Conclusion to the story: But wait there is more to the story! How can we apply this story to ourselves and the York First Church of the Brethren? Of the two brothers in the story, we do not related to the younger brother as well as we do to the older brother in the opinion of the renewal team who is suggesting this story as a guiding story for our efforts in the area of renewal. Yet there is meat here for us to consider in our journey. We have been a blessed congregation in many ways and at many times down through our history. We have had tremendous wealth and resources through out our long history. Today, with a dwindling, aging congregation those resources aren’t as plentiful as they once were and yet there is still life!
Look at the out reach we have done in just the past year in regards to the crisis in Nigeria, in regards to the medical needs in Haiti, in regards to the recent disaster relief auction that raised close to half a million dollars. On and on the list goes of the story of our on going faithfulness.

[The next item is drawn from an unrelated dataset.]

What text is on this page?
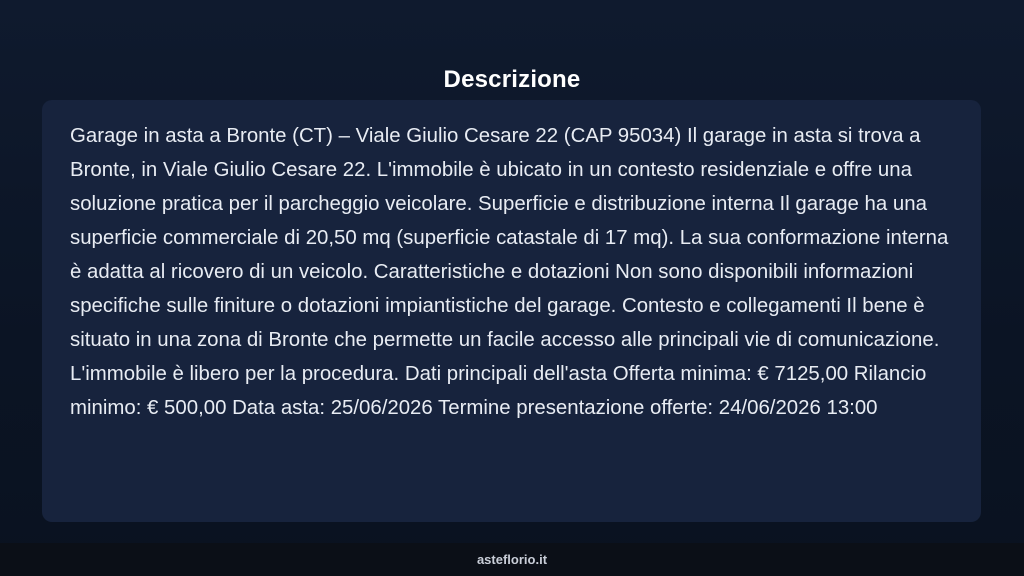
Descrizione

Garage in asta a Bronte (CT) – Viale Giulio Cesare 22 (CAP 95034) Il garage in asta si trova a Bronte, in Viale Giulio Cesare 22. L'immobile è ubicato in un contesto residenziale e offre una soluzione pratica per il parcheggio veicolare. Superficie e distribuzione interna Il garage ha una superficie commerciale di 20,50 mq (superficie catastale di 17 mq). La sua conformazione interna è adatta al ricovero di un veicolo. Caratteristiche e dotazioni Non sono disponibili informazioni specifiche sulle finiture o dotazioni impiantistiche del garage. Contesto e collegamenti Il bene è situato in una zona di Bronte che permette un facile accesso alle principali vie di comunicazione. L'immobile è libero per la procedura. Dati principali dell'asta Offerta minima: € 7125,00 Rilancio minimo: € 500,00 Data asta: 25/06/2026 Termine presentazione offerte: 24/06/2026 13:00

asteflorio.it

Do have areas that need work? Of course we do! Are we on the right track back to the father? I believe we are. There is new life and restored hope in the congregation. Vigor and vitality are visible in many places of our community together. All ages are being ministered to.
Next week we will be talking about the older brother which is where the renewal team feels we are as a congregation. I hope it will become clear to us why the older brother represents our journey as a congregation and as individuals.